The Cornerstone University CashCourse promotes financial competency in college students
By Eric Beaudoin
Staff Writer
Scott Stewart, Director of Student Financial Services, wanted to give Cornerstone University students answers about finances and managing money.
The CU CashCourse is an online, interactive financial education program developed by the National Endowment for Financial Education, a non-profit organization designed to promote financial literacy in college students. CashCourse offers advice and direction on how to balance a checkbook; pay off student loans, finding a financial institution to bank with, and investing, amongst other things.
The CashCourse has been available to CU students since spring 2011.
On the website, there are sample budgets, entertaining quizzes to gauge financial knowledge, and other tools for students to use to learn about finances. Cash- Course touches on more than just budgeting; it lays out how to find scholarships, eating healthy on a budget, getting out of credit card debt and how to understand your credit score.
CashCourse seeks to provide students with the tools necessary for adjusting their lifestyle to be financially responsible.
Stewart, who first heard about the CashCourse at a financial aid conference, said that, in his 25 years working with CU, he has seen too many students enter and ultimately leave college unprepared for the financial responsibilities they take on, such as student loans and credit cards.
The CashCourse compiles answers to questions most people wish they had had before they lived out on their own. Use of CashCourse can prevent simple mistakes from becoming large issues and can equip students with the information they need to make good choices with their money.
Furthermore, Stewart had heard that other colleges were having successful experiences with offering CashCourse to their students.
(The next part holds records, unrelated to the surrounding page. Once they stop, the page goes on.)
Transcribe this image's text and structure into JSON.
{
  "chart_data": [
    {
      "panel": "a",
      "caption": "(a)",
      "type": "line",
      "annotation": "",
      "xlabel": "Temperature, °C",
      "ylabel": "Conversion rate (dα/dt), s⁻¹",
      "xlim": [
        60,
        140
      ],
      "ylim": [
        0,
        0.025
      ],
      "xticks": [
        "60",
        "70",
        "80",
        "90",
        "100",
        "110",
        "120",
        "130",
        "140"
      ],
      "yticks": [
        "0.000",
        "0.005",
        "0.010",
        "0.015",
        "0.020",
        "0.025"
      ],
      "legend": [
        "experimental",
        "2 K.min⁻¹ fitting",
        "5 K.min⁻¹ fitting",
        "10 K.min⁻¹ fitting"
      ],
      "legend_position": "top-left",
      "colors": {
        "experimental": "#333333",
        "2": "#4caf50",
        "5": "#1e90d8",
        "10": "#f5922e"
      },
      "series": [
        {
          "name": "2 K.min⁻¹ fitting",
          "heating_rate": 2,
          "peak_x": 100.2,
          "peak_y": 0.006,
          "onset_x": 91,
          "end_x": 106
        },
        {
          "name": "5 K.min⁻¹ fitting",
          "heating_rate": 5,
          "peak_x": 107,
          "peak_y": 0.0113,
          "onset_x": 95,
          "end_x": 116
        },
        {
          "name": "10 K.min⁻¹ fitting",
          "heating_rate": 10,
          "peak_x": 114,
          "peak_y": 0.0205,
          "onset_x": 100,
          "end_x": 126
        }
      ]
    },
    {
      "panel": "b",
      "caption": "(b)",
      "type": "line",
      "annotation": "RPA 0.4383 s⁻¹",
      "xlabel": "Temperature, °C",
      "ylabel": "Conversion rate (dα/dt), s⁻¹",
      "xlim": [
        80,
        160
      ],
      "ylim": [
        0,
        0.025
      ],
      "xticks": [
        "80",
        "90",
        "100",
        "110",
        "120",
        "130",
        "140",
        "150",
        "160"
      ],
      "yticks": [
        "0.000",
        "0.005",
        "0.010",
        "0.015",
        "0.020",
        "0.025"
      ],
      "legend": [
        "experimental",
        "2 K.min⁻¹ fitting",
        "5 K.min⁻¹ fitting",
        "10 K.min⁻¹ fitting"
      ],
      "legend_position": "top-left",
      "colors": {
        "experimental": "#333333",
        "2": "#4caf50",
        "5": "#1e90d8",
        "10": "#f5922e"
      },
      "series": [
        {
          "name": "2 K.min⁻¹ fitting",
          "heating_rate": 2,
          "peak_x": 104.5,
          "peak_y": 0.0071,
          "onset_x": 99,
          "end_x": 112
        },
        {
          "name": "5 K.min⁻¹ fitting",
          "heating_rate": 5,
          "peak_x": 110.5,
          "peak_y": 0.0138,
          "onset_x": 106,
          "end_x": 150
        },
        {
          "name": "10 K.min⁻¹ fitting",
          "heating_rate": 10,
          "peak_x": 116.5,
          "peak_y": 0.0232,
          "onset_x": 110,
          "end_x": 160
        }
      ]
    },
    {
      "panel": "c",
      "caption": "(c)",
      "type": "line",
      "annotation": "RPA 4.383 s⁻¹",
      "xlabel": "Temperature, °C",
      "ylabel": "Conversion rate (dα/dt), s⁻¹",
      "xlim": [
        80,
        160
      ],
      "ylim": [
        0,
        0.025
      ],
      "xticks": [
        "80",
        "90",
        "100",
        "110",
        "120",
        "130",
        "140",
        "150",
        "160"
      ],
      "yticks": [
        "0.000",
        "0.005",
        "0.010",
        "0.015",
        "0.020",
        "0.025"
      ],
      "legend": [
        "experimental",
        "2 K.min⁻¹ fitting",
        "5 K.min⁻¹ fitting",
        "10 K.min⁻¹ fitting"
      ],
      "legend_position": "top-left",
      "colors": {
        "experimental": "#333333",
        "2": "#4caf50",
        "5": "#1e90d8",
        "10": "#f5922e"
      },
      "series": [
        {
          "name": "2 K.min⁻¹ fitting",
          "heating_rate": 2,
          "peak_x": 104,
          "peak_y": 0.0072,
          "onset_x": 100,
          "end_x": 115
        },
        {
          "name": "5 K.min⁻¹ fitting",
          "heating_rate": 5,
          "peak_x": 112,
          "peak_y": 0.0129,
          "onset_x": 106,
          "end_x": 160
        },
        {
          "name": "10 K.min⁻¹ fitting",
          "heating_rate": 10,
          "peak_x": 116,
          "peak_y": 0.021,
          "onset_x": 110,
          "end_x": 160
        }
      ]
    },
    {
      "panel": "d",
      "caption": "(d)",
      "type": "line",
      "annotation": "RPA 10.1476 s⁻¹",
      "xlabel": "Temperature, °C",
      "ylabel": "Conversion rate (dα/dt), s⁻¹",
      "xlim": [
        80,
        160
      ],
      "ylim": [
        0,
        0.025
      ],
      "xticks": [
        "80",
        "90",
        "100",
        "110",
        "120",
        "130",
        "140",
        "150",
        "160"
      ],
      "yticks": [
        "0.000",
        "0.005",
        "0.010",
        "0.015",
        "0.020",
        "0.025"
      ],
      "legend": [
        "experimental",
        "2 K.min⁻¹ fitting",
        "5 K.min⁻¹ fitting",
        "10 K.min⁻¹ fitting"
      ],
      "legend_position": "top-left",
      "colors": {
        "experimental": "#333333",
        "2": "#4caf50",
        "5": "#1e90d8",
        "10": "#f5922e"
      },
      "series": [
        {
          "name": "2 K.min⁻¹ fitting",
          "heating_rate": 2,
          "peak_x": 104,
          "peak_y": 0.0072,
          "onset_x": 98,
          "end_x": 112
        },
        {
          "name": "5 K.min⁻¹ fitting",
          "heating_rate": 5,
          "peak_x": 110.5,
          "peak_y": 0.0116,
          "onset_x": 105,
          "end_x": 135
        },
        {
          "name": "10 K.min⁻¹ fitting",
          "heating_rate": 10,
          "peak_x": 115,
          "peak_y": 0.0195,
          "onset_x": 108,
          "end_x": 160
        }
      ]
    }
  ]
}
For these reasons, Stewart contacted the National Endowment for Financial Education and set about implementing this resource as an option for CU students. In order to gauge students’ response to this new resource, Stewart has access to a website that displays traffic on the CU CashCourse.
Overall, response has increased since it was first offered, and Stewart is hoping that there is enough demand to make CashCourse a permanent institution available to CU students.
CashCourse is similar to Dave Ramsey’s “Financial Peace University,” which is a more involved, long-term class. Both Dave Ramsey’s resource and CashCourse seek to provide tools to help individuals live with better attitudes towards money and a better understanding of how to use the gifts that God has given to them.
“We want to see our students excel as influencers in the world for Christ; we need them to be good stewards of the resources God blesses them with,” Stewart said. Stewart said the CU Cash- Course provides students with the knowledge necessary to be good stewards through learning how to be financially responsible and how to be influencers for Christ based on their actions in their daily lives.